Bioprinted autologous human skin equivalents for in vitro testing of therapeutic antibodies

Abstract

In recent years, advances in tissue engineering have brought forward the accessibility of human skin equivalents for in vitro applications; however, the availability of human-based engineered tissue models suitable for high-throughput screening of biologics remains limited. Here, we report a method of manufacturing fully autologous (with both fibroblasts and keratinocytes from the same donor) human skin equivalents for determining preclinical therapeutic antibody adverse immune reactions in vitro. Using a combination of precise solenoid microvalve-based bioprinting and 96-well scale Alvetex inserts, autologous skin cells were bioprinted and cultured to develop a scalable approach to manufacturing skin equivalents. We demonstrated that fibroblasts and keratinocytes can be bioprinted with a high degree of precision while maintaining viability post printing.
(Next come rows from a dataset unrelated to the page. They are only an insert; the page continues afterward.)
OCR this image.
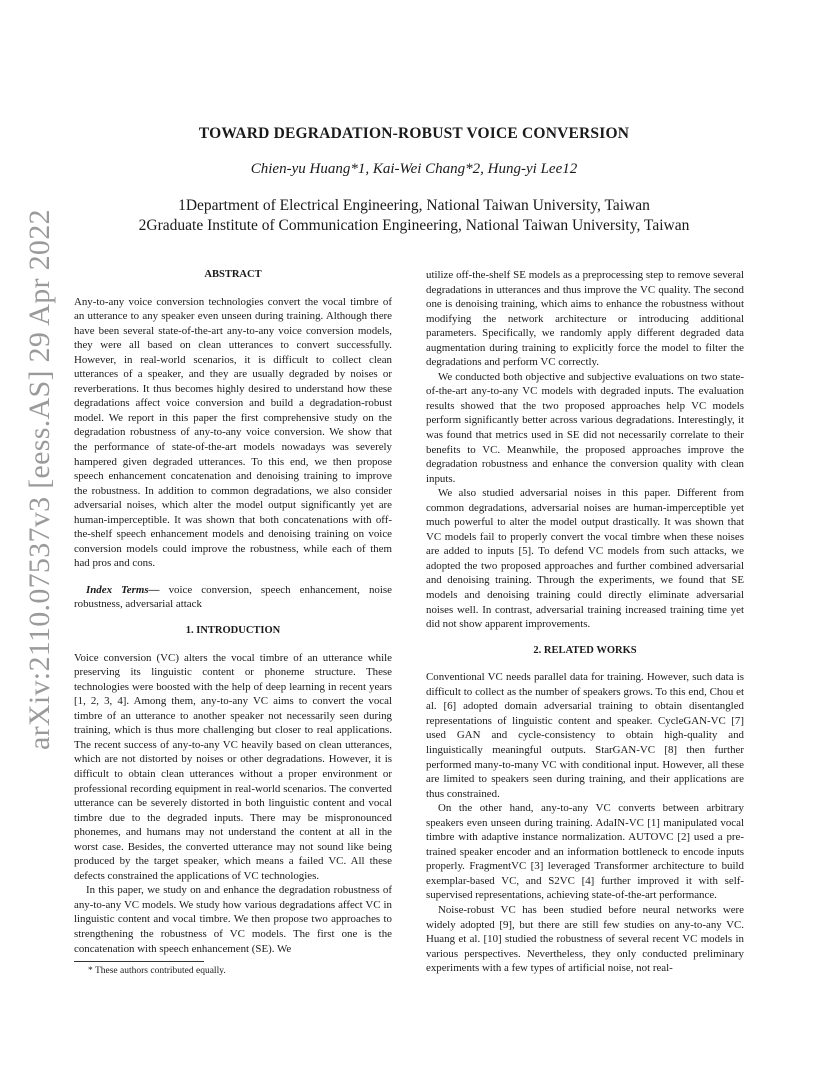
arXiv:2110.07537v3 [eess.AS] 29 Apr 2022
TOWARD DEGRADATION-ROBUST VOICE CONVERSION
Chien-yu Huang*1, Kai-Wei Chang*2, Hung-yi Lee12
1Department of Electrical Engineering, National Taiwan University, Taiwan
2Graduate Institute of Communication Engineering, National Taiwan University, Taiwan
ABSTRACT

Any-to-any voice conversion technologies convert the vocal timbre of an utterance to any speaker even unseen during training. Although there have been several state-of-the-art any-to-any voice conversion models, they were all based on clean utterances to convert successfully. However, in real-world scenarios, it is difficult to collect clean utterances of a speaker, and they are usually degraded by noises or reverberations. It thus becomes highly desired to understand how these degradations affect voice conversion and build a degradation-robust model. We report in this paper the first comprehensive study on the degradation robustness of any-to-any voice conversion. We show that the performance of state-of-the-art models nowadays was severely hampered given degraded utterances. To this end, we then propose speech enhancement concatenation and denoising training to improve the robustness. In addition to common degradations, we also consider adversarial noises, which alter the model output significantly yet are human-imperceptible. It was shown that both concatenations with off-the-shelf speech enhancement models and denoising training on voice conversion models could improve the robustness, while each of them had pros and cons.

Index Terms— voice conversion, speech enhancement, noise robustness, adversarial attack

1. INTRODUCTION

Voice conversion (VC) alters the vocal timbre of an utterance while preserving its linguistic content or phoneme structure. These technologies were boosted with the help of deep learning in recent years [1, 2, 3, 4]. Among them, any-to-any VC aims to convert the vocal timbre of an utterance to another speaker not necessarily seen during training, which is thus more challenging but closer to real applications. The recent success of any-to-any VC heavily based on clean utterances, which are not distorted by noises or other degradations. However, it is difficult to obtain clean utterances without a proper environment or professional recording equipment in real-world scenarios. The converted utterance can be severely distorted in both linguistic content and vocal timbre due to the degraded inputs. There may be mispronounced phonemes, and humans may not understand the content at all in the worst case. Besides, the converted utterance may not sound like being produced by the target speaker, which means a failed VC. All these defects constrained the applications of VC technologies.

In this paper, we study on and enhance the degradation robustness of any-to-any VC models. We study how various degradations affect VC in linguistic content and vocal timbre. We then propose two approaches to strengthening the robustness of VC models. The first one is the concatenation with speech enhancement (SE). We

* These authors contributed equally.

utilize off-the-shelf SE models as a preprocessing step to remove several degradations in utterances and thus improve the VC quality. The second one is denoising training, which aims to enhance the robustness without modifying the network architecture or introducing additional parameters. Specifically, we randomly apply different degraded data augmentation during training to explicitly force the model to filter the degradations and perform VC correctly.

We conducted both objective and subjective evaluations on two state-of-the-art any-to-any VC models with degraded inputs. The evaluation results showed that the two proposed approaches help VC models perform significantly better across various degradations. Interestingly, it was found that metrics used in SE did not necessarily correlate to their benefits to VC. Meanwhile, the proposed approaches improve the degradation robustness and enhance the conversion quality with clean inputs.

We also studied adversarial noises in this paper. Different from common degradations, adversarial noises are human-imperceptible yet much powerful to alter the model output drastically. It was shown that VC models fail to properly convert the vocal timbre when these noises are added to inputs [5]. To defend VC models from such attacks, we adopted the two proposed approaches and further combined adversarial and denoising training. Through the experiments, we found that SE models and denoising training could directly eliminate adversarial noises well. In contrast, adversarial training increased training time yet did not show apparent improvements.

2. RELATED WORKS

Conventional VC needs parallel data for training. However, such data is difficult to collect as the number of speakers grows. To this end, Chou et al. [6] adopted domain adversarial training to obtain disentangled representations of linguistic content and speaker. CycleGAN-VC [7] used GAN and cycle-consistency to obtain high-quality and linguistically meaningful outputs. StarGAN-VC [8] then further performed many-to-many VC with conditional input. However, all these are limited to speakers seen during training, and their applications are thus constrained.

On the other hand, any-to-any VC converts between arbitrary speakers even unseen during training. AdaIN-VC [1] manipulated vocal timbre with adaptive instance normalization. AUTOVC [2] used a pre-trained speaker encoder and an information bottleneck to encode inputs properly. FragmentVC [3] leveraged Transformer architecture to build exemplar-based VC, and S2VC [4] further improved it with self-supervised representations, achieving state-of-the-art performance.

Noise-robust VC has been studied before neural networks were widely adopted [9], but there are still few studies on any-to-any VC. Huang et al. [10] studied the robustness of several recent VC models in various perspectives. Nevertheless, they only conducted preliminary experiments with a few types of artificial noise, not real-
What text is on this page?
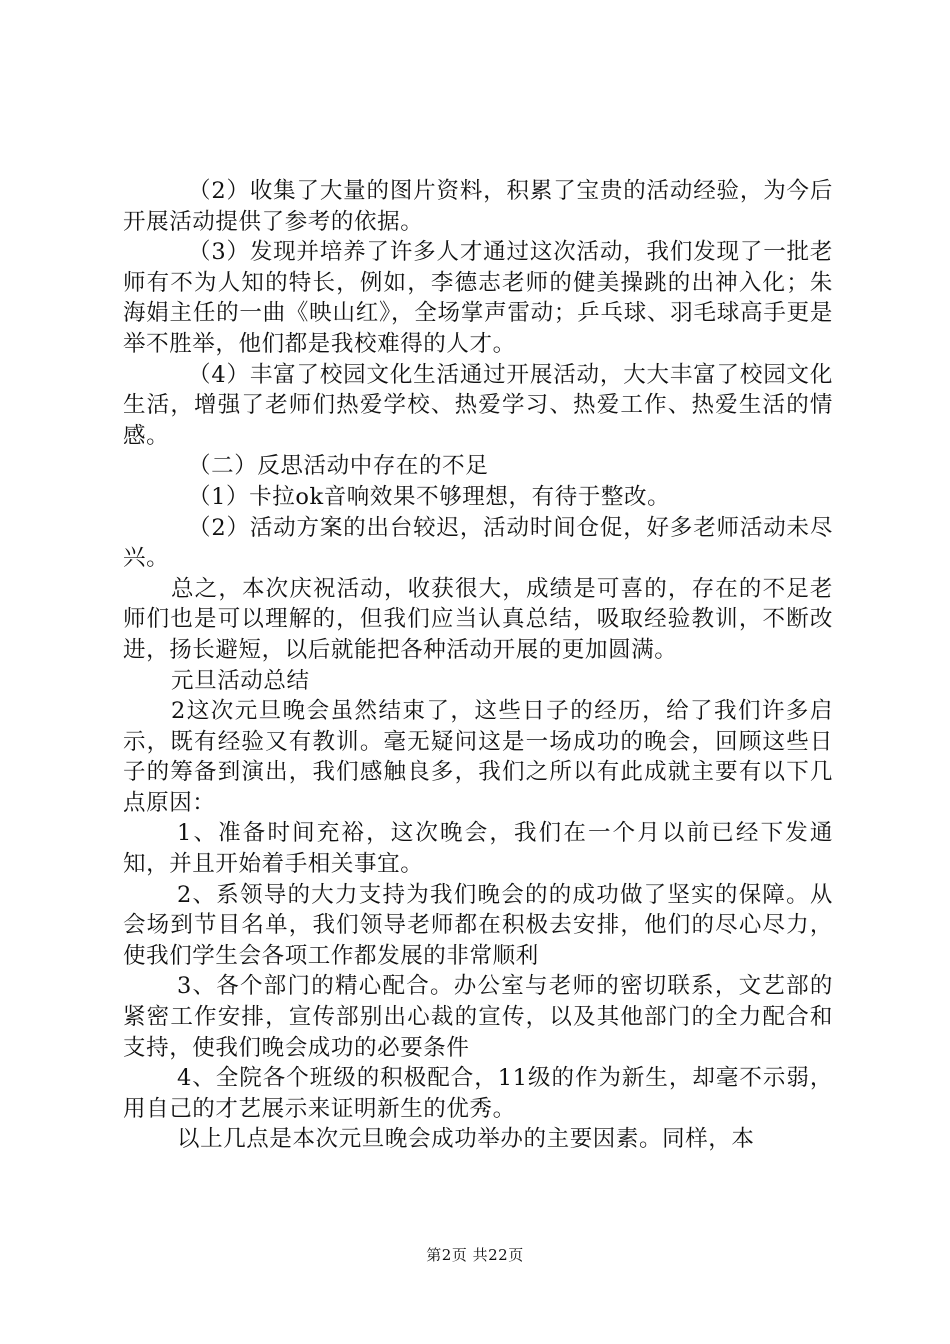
（2）收集了大量的图片资料，积累了宝贵的活动经验，为今后开展活动提供了参考的依据。

（3）发现并培养了许多人才通过这次活动，我们发现了一批老师有不为人知的特长，例如，李德志老师的健美操跳的出神入化；朱海娟主任的一曲《映山红》，全场掌声雷动；乒乓球、羽毛球高手更是举不胜举，他们都是我校难得的人才。

（4）丰富了校园文化生活通过开展活动，大大丰富了校园文化生活，增强了老师们热爱学校、热爱学习、热爱工作、热爱生活的情感。

（二）反思活动中存在的不足

（1）卡拉ok音响效果不够理想，有待于整改。

（2）活动方案的出台较迟，活动时间仓促，好多老师活动未尽兴。

总之，本次庆祝活动，收获很大，成绩是可喜的，存在的不足老师们也是可以理解的，但我们应当认真总结，吸取经验教训，不断改进，扬长避短，以后就能把各种活动开展的更加圆满。

元旦活动总结

2这次元旦晚会虽然结束了，这些日子的经历，给了我们许多启示，既有经验又有教训。毫无疑问这是一场成功的晚会，回顾这些日子的筹备到演出，我们感触良多，我们之所以有此成就主要有以下几点原因：

1、准备时间充裕，这次晚会，我们在一个月以前已经下发通知，并且开始着手相关事宜。

2、系领导的大力支持为我们晚会的的成功做了坚实的保障。从会场到节目名单，我们领导老师都在积极去安排，他们的尽心尽力，使我们学生会各项工作都发展的非常顺利

3、各个部门的精心配合。办公室与老师的密切联系，文艺部的紧密工作安排，宣传部别出心裁的宣传，以及其他部门的全力配合和支持，使我们晚会成功的必要条件

4、全院各个班级的积极配合，11级的作为新生，却毫不示弱，用自己的才艺展示来证明新生的优秀。

以上几点是本次元旦晚会成功举办的主要因素。同样，本

第2页 共22页
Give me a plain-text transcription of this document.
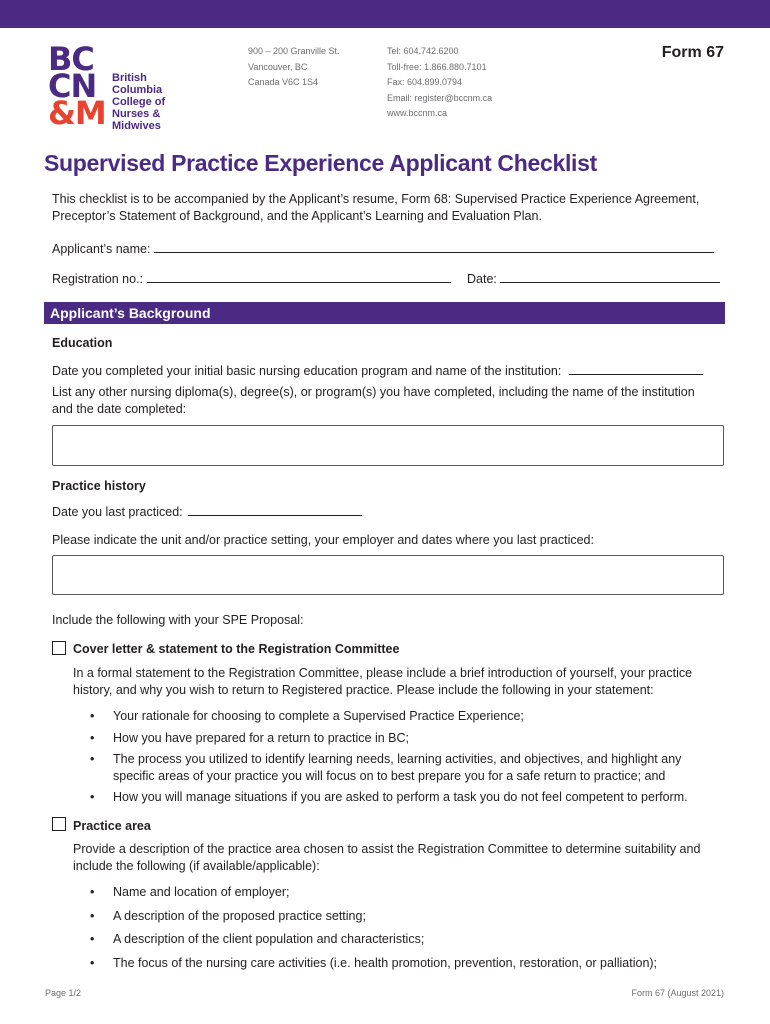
BC
CN
&M
British
Columbia
College of
Nurses &
Midwives
900 – 200 Granville St.
Vancouver, BC
Canada V6C 1S4
Tel: 604.742.6200
Toll-free: 1.866.880.7101
Fax: 604.899.0794
Email: register@bccnm.ca
www.bccnm.ca
Form 67
Supervised Practice Experience Applicant Checklist
This checklist is to be accompanied by the Applicant’s resume, Form 68: Supervised Practice Experience Agreement, Preceptor’s Statement of Background, and the Applicant’s Learning and Evaluation Plan.
Applicant’s name:
Registration no.:	Date:
Applicant’s Background
Education
Date you completed your initial basic nursing education program and name of the institution:
List any other nursing diploma(s), degree(s), or program(s) you have completed, including the name of the institution and the date completed:
Practice history
Date you last practiced:
Please indicate the unit and/or practice setting, your employer and dates where you last practiced:
Include the following with your SPE Proposal:
Cover letter & statement to the Registration Committee
In a formal statement to the Registration Committee, please include a brief introduction of yourself, your practice history, and why you wish to return to Registered practice. Please include the following in your statement:
• Your rationale for choosing to complete a Supervised Practice Experience;
• How you have prepared for a return to practice in BC;
• The process you utilized to identify learning needs, learning activities, and objectives, and highlight any specific areas of your practice you will focus on to best prepare you for a safe return to practice; and
• How you will manage situations if you are asked to perform a task you do not feel competent to perform.
Practice area
Provide a description of the practice area chosen to assist the Registration Committee to determine suitability and include the following (if available/applicable):
• Name and location of employer;
• A description of the proposed practice setting;
• A description of the client population and characteristics;
• The focus of the nursing care activities (i.e. health promotion, prevention, restoration, or palliation);
Page 1/2	Form 67 (August 2021)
Histological staining showed that the bioprinted 96-well based skin equivalents were comparable to human skin. The fully autologous human skin equivalents were co-cultured in vitro with autologous peripheral blood monocytes with and without muromonab-CD3 (OKT3) and natalizumab (Tysabri), biologics which are known to cause and inhibit adverse immune reactions (type IV hypersensitivity), respectively. Analysis of supernatants from skin-equivalent monocyte co-cultures revealed significant proinflammatory cytokine responses (such as interferon gamma) in co-cultures treated with OKT3 when compared to Tysabri and negative controls. Consequently, this study provides proof of concept that through a combination of bioprinting and Alvetex scaffold-based culture systems, scalable human skin equivalents can be manufactured for high-throughput identification of adverse immune reactions during preclinical stages of the drug development process.